As a country we derive most of our revenue from the licensing of the foreign fishing boats which operate in our waters. Naturally, the ocean is very much a part of traditional life of the people of Kiribati.


Climate change poses the greatest challenge to humanity whether we accept it, acknowledge it but even if we deny it.

It is indeed a real challenge, especially for the most vulnerable countries. In the Pacific Ocean and Indian Ocean we have a number of countries that face the real possibility of being submerged under the rising seas in the future.

So these countries have to either build resilience or provide migration options to their citizens. In Kiribati during my presidency, I advocated a policy of either resilience and/or relocation.

However, if our people were to migrate, they were to do so with dignity. In that context I’ve been advocating a concept of MIGRATION WITH DIGNITY.

With the potential loss of sovereignty due to potential loss of the physical presence of these countries, the question arises as to what options do they face. Will they just disappear or could they consider digital options of sovereignty – countries that exist not in the physical terms but in virtual terms?

Of course there continues to be a debate amongst different groups of people as to whether climate change is real or whether it is simply speculative.

For my family it is very real. The seas are rising and weather patterns are changing. The beginning of 2019 was marked with working on the seawalls in many households and people are still afraid this may not be enough because they’ve seen water coming to their hoses, damaging their wells.

It is about different countries, so far seemingly removed from the problem, to see and understand the signals that we are experiencing. We, but also for example the United States with raging bush fires and in Europe with the extreme weather conditions. It is about respecting and believing the international reports on climate change that are becoming stronger in warnings.

Those are realities we have to take into consideration because we as humanity can not ignore them.

I can not ignore them because every minute, I have to think about the future generations – my wonderful grandchildren. This is the world that they will have to face and it very much depends on the preparations that our generation will provide for their future.


The notion of leaving ones home is not an attractive one. I understand that. There are emotional barriers and nobody wants to accept and acknowledge the possibility that at some point in time we may have to leave our homeland simply because it will no longer exist.

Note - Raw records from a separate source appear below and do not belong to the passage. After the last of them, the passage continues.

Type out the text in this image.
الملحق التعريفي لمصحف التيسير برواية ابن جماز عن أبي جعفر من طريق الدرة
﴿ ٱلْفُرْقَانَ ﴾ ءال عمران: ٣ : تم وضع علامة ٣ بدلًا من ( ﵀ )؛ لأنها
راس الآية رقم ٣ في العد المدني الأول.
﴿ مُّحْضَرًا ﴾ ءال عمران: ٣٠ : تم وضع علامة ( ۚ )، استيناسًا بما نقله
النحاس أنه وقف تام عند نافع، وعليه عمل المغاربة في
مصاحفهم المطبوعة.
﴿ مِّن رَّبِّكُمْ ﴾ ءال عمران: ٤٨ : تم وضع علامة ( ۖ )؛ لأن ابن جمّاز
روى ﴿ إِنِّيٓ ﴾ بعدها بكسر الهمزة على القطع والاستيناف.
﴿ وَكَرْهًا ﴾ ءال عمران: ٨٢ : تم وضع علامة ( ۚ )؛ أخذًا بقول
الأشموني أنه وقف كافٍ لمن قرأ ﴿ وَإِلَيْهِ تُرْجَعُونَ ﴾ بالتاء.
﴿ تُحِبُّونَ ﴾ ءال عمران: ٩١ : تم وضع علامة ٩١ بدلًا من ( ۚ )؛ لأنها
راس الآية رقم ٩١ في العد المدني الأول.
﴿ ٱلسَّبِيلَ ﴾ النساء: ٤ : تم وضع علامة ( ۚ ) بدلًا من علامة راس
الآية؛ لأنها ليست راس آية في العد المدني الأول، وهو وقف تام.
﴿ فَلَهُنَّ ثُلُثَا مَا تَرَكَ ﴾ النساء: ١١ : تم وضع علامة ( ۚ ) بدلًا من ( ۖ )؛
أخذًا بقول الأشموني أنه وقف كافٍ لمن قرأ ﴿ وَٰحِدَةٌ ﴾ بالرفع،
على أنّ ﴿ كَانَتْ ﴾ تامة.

The questions will be: How do we do it? How do we migrate from one country to another? Do we take the entire population to one place? Do we disperse to different parts of the world?

Quite frankly I do not know what the answer to those questions will be but whatever it is we have to acknowledge that relocation will eventually be necessary.

I had been advocating a policy of Migration with Dignity. It is a rejection of the notion that people have to migrate as climate refugees. It is a rejection of the status of a refugee.

Migration with dignity would be an proactive response so that even when people eventually have to migrate, they will do so as highly educated, highly skilled individuals with capability and will to integrate and form active parts contributing to the societies they will be moving to.

They will not only be able to find jobs but also with an ability to integrate into the new society culturally.

How to do it? Through win-win partnerships: The designated receiving countries will beforehand provide training and educational paths for individuals, according to the needs of the specific economies. The migrants will be coming with in-demand skills proving the idea beneficial to both communities.

I believe such approach is very important to make the necessity of leaving ones own place as smooth as possible as well as the beautiful gift of receiving people in need also beneficial.